Я угрожающе встаю над ним и прикладываю палец к губам.
— Твои уши все еще при тебе. Если хочешь, чтобы они и дальше у тебя оставались, ты должен соблюдать Божественную тишину.
Он встает, отряхивает штаны, оглядывается на толпу.
— Это всего лишь еврей, — говорит он, чтобы не потерять лицо. — Не стоит беспокойства.
Повернувшись, чтобы уйти, я ловлю взгляд Диди. Он понял, как дать мне знать о приближении торговца дровами. Он кивает в знак того, что все в порядке, когда я подхожу к нему.
— Ушел? — спрашиваю я.
— Уже в конце улицы. Но слушай, Б е ри, пока ты дрался, рабби Лоса ушел. Он выбежал из дома.
Когда я подхожу к дому, моя мать подметает вымощенный серым камнем двор. Она не спрашивает, где я был.
— Всюду грязь! — говорит она в ответ на мой вопросительный взгляд.
Реза готовит на очаге треску и яйца.
— Ты случайно не заглядывала к Фариду? — спрашиваю я.
— Он все еще в кровати твоей матери. Ах, да, и посмотри на столе, — добавляет она. — Тебе там что-то оставил господин Соломон.

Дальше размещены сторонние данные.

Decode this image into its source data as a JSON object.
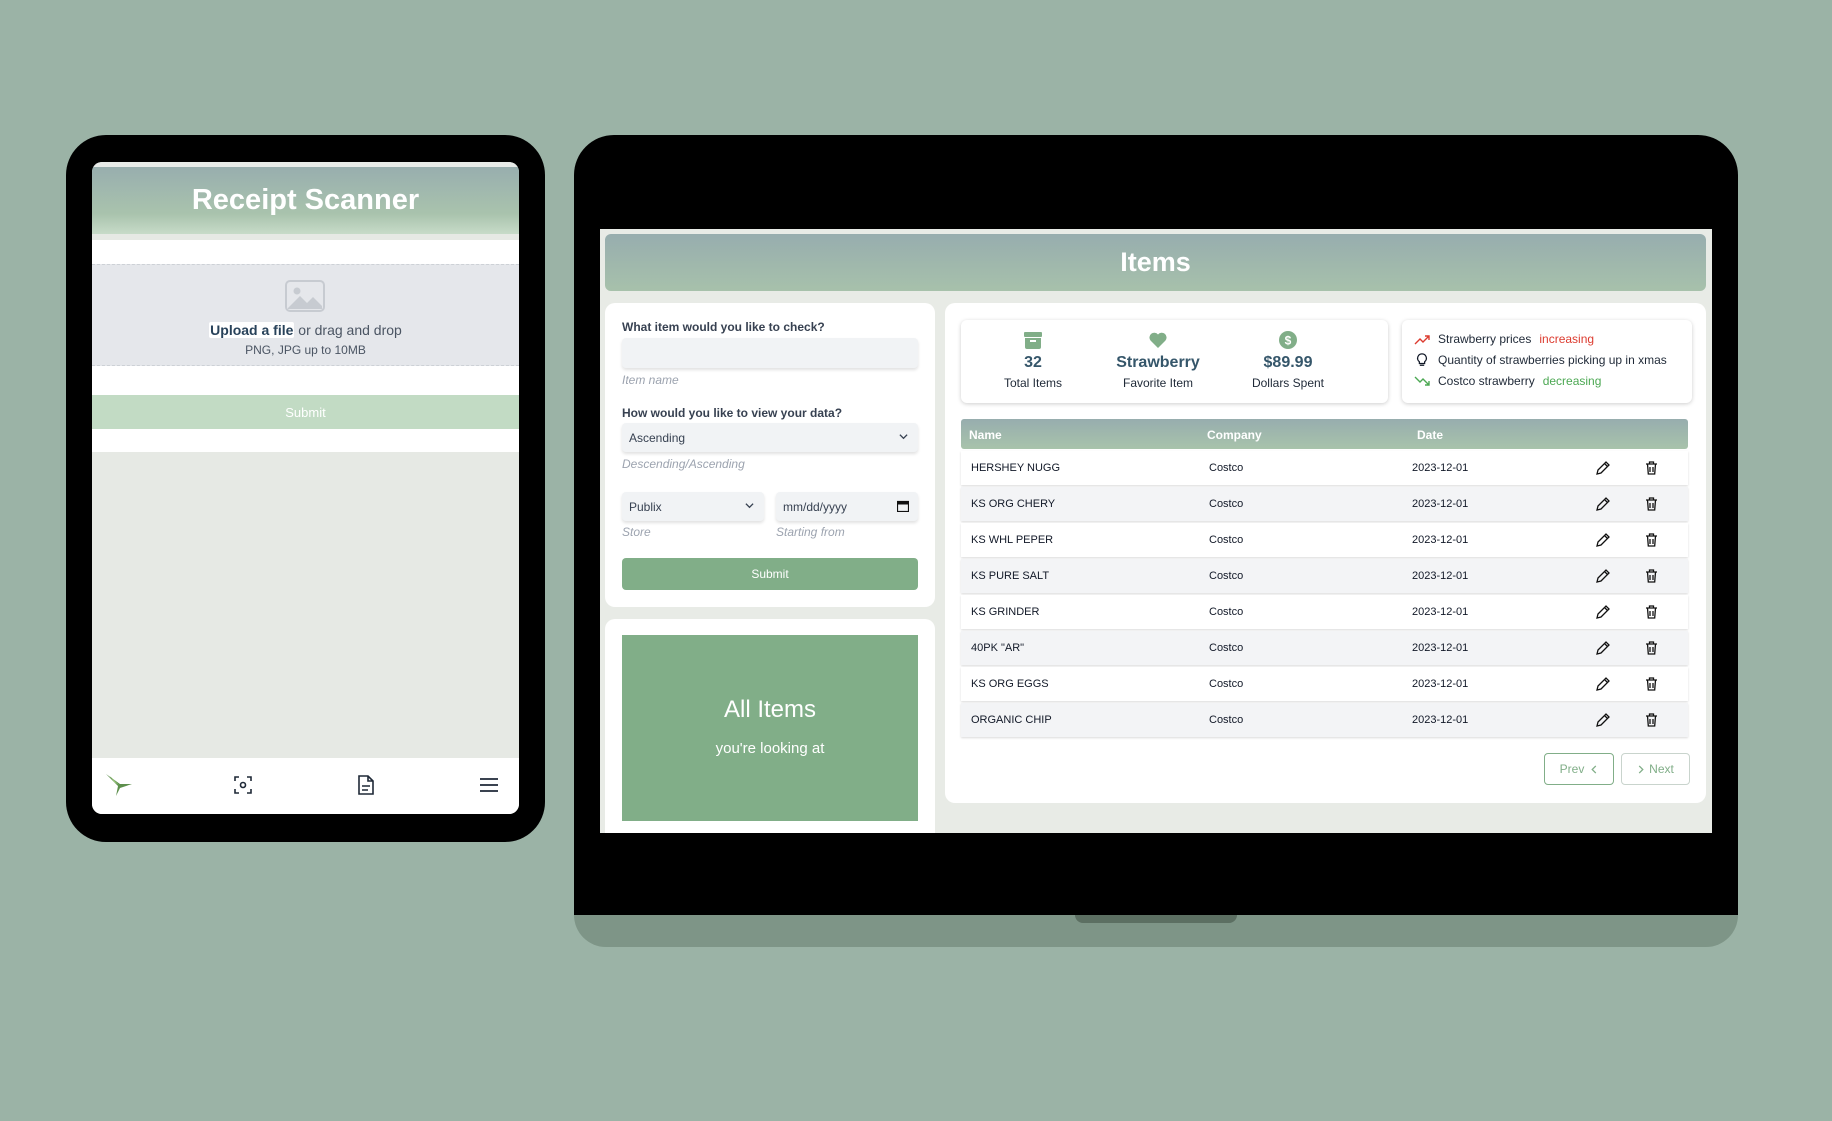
{
  "tablet": {
    "title": "Receipt Scanner",
    "upload_link": "Upload a file",
    "upload_rest": " or drag and drop",
    "upload_hint": "PNG, JPG up to 10MB",
    "submit_label": "Submit",
    "nav": [
      "logo-icon",
      "scan-icon",
      "document-icon",
      "menu-icon"
    ]
  },
  "laptop": {
    "title": "Items",
    "form": {
      "q1_label": "What item would you like to check?",
      "item_value": "",
      "item_hint": "Item name",
      "q2_label": "How would you like to view your data?",
      "order_value": "Ascending",
      "order_hint": "Descending/Ascending",
      "store_value": "Publix",
      "store_hint": "Store",
      "date_value": "mm/dd/yyyy",
      "date_hint": "Starting from",
      "submit_label": "Submit"
    },
    "banner": {
      "title": "All Items",
      "subtitle": "you're looking at"
    },
    "stats": [
      {
        "icon": "archive-icon",
        "value": "32",
        "label": "Total Items"
      },
      {
        "icon": "heart-icon",
        "value": "Strawberry",
        "label": "Favorite Item"
      },
      {
        "icon": "dollar-icon",
        "value": "$89.99",
        "label": "Dollars Spent"
      }
    ],
    "trends": [
      {
        "icon": "trend-up-icon",
        "text": "Strawberry prices",
        "status": "increasing"
      },
      {
        "icon": "lightbulb-icon",
        "text": "Quantity of strawberries picking up in xmas",
        "status": ""
      },
      {
        "icon": "trend-down-icon",
        "text": "Costco strawberry",
        "status": "decreasing"
      }
    ],
    "table": {
      "headers": [
        "Name",
        "Company",
        "Date"
      ],
      "rows": [
        {
          "name": "HERSHEY NUGG",
          "company": "Costco",
          "date": "2023-12-01"
        },
        {
          "name": "KS ORG CHERY",
          "company": "Costco",
          "date": "2023-12-01"
        },
        {
          "name": "KS WHL PEPER",
          "company": "Costco",
          "date": "2023-12-01"
        },
        {
          "name": "KS PURE SALT",
          "company": "Costco",
          "date": "2023-12-01"
        },
        {
          "name": "KS GRINDER",
          "company": "Costco",
          "date": "2023-12-01"
        },
        {
          "name": "40PK \"AR\"",
          "company": "Costco",
          "date": "2023-12-01"
        },
        {
          "name": "KS ORG EGGS",
          "company": "Costco",
          "date": "2023-12-01"
        },
        {
          "name": "ORGANIC CHIP",
          "company": "Costco",
          "date": "2023-12-01"
        }
      ]
    },
    "pagination": {
      "prev": "Prev",
      "next": "Next"
    }
  },
  "colors": {
    "accent": "#81ae88",
    "background": "#9bb3a6",
    "header_gradient": "#97adae",
    "increase": "#dc3b2f",
    "decrease": "#4ca853"
  }
}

Соломон, мохель , которого я нашел в микве , принес мне толстенный перевод на латынь комментариев к « De Anima » Аристотеля, видимо, в благодарность за освобождение из купальни.

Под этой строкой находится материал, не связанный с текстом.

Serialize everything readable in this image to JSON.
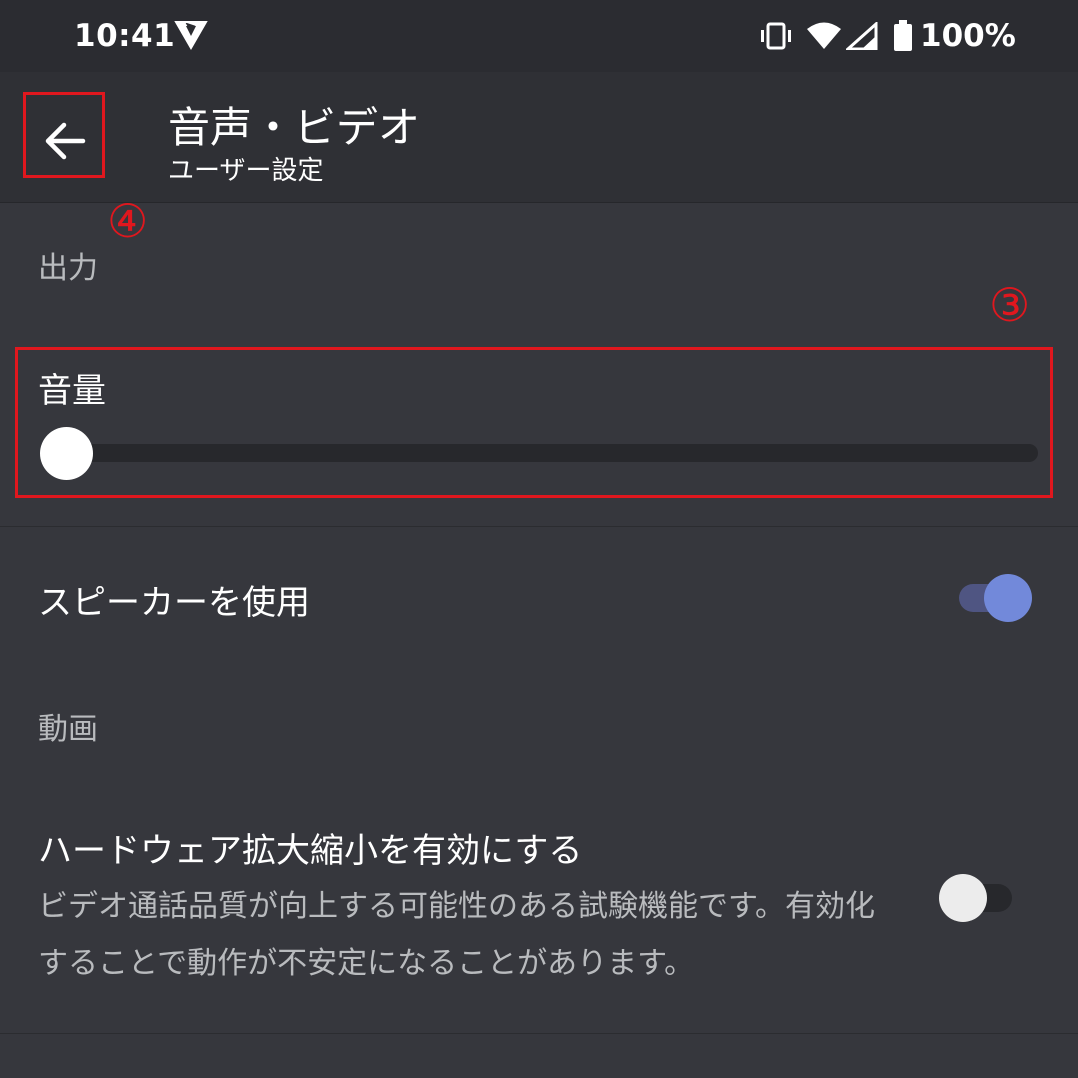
{
  "status_bar": {
    "time": "10:41",
    "battery_percent": "100%",
    "icons": [
      "app-logo-icon",
      "vibrate-icon",
      "wifi-icon",
      "signal-icon",
      "battery-icon"
    ]
  },
  "app_bar": {
    "title": "音声・ビデオ",
    "subtitle": "ユーザー設定"
  },
  "annotations": {
    "mark_back": "④",
    "mark_volume": "③",
    "highlight_color": "#e0171e"
  },
  "output": {
    "section_label": "出力",
    "volume_label": "音量",
    "volume_value": 0,
    "speaker_label": "スピーカーを使用",
    "speaker_enabled": true
  },
  "video": {
    "section_label": "動画",
    "hardware_scaling_label": "ハードウェア拡大縮小を有効にする",
    "hardware_scaling_desc": "ビデオ通話品質が向上する可能性のある試験機能です。有効化することで動作が不安定になることがあります。",
    "hardware_scaling_enabled": false
  },
  "colors": {
    "background": "#36373d",
    "accent": "#7289da",
    "annotation": "#e0171e"
  }
}
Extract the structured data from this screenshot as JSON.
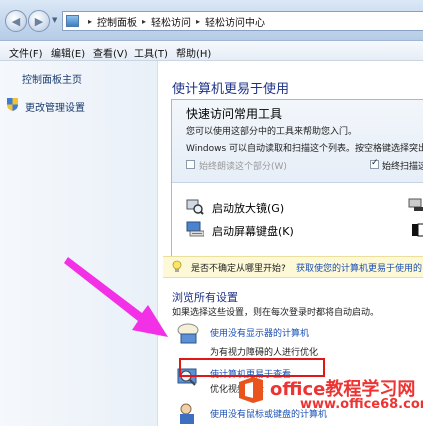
{
  "window": {
    "breadcrumbs": [
      "控制面板",
      "轻松访问",
      "轻松访问中心"
    ]
  },
  "menubar": {
    "items": [
      "文件(F)",
      "编辑(E)",
      "查看(V)",
      "工具(T)",
      "帮助(H)"
    ]
  },
  "sidebar": {
    "items": [
      {
        "label": "控制面板主页"
      },
      {
        "label": "更改管理设置",
        "icon": "shield-icon"
      }
    ]
  },
  "main": {
    "title": "使计算机更易于使用",
    "quick": {
      "title": "快速访问常用工具",
      "desc1": "您可以使用这部分中的工具来帮助您入门。",
      "desc2": "Windows 可以自动读取和扫描这个列表。按空格键选择突出",
      "check1": {
        "label": "始终朗读这个部分(W)",
        "checked": false
      },
      "check2": {
        "label": "始终扫描这",
        "checked": true
      },
      "tools": [
        {
          "label": "启动放大镜(G)",
          "icon": "magnifier-icon"
        },
        {
          "label": "启动屏幕键盘(K)",
          "icon": "keyboard-icon"
        }
      ]
    },
    "tip": {
      "text": "是否不确定从哪里开始?",
      "link": "获取使您的计算机更易于使用的"
    },
    "browse": {
      "title": "浏览所有设置",
      "desc": "如果选择这些设置，则在每次登录时都将自动启动。",
      "items": [
        {
          "link": "使用没有显示器的计算机",
          "sub": "为有视力障碍的人进行优化"
        },
        {
          "link": "使计算机更易于查看",
          "sub": "优化视频显示"
        },
        {
          "link": "使用没有鼠标或键盘的计算机"
        }
      ]
    }
  },
  "watermark": {
    "line1": "office教程学习网",
    "line2": "www.office68.com"
  },
  "colors": {
    "link": "#1a4fb4",
    "heading": "#1e3287",
    "highlight": "#e01717",
    "arrow": "#f230e6"
  }
}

— Давно он заходил? — спрашиваю я.
— С час назад.
— Он не говорил, почему он это оставил?
Реза демонстрирует мне таинственную улыбку.
— Он сказал: «Подарок для моего маленького Шээлат-Халома ».
Я отволакиваю книгу к себе в комнату и бросаю ее на постель. Через внутреннее окошко я вижу, как Синфа отскребает пол в лавке. Она смотрит на меня затуманенными глазами, пока я перебираюсь через подоконник.
— Ночью я давала Фариду воду, как ты и сказал, — сухо говорит она. — А еще он съел два яйца, которые я сварила.
— Спасибо, ты умница. У тебя все хорошо?
— Да, все нормально. Ты не побудешь немножко дома? Поешь чего-нибудь.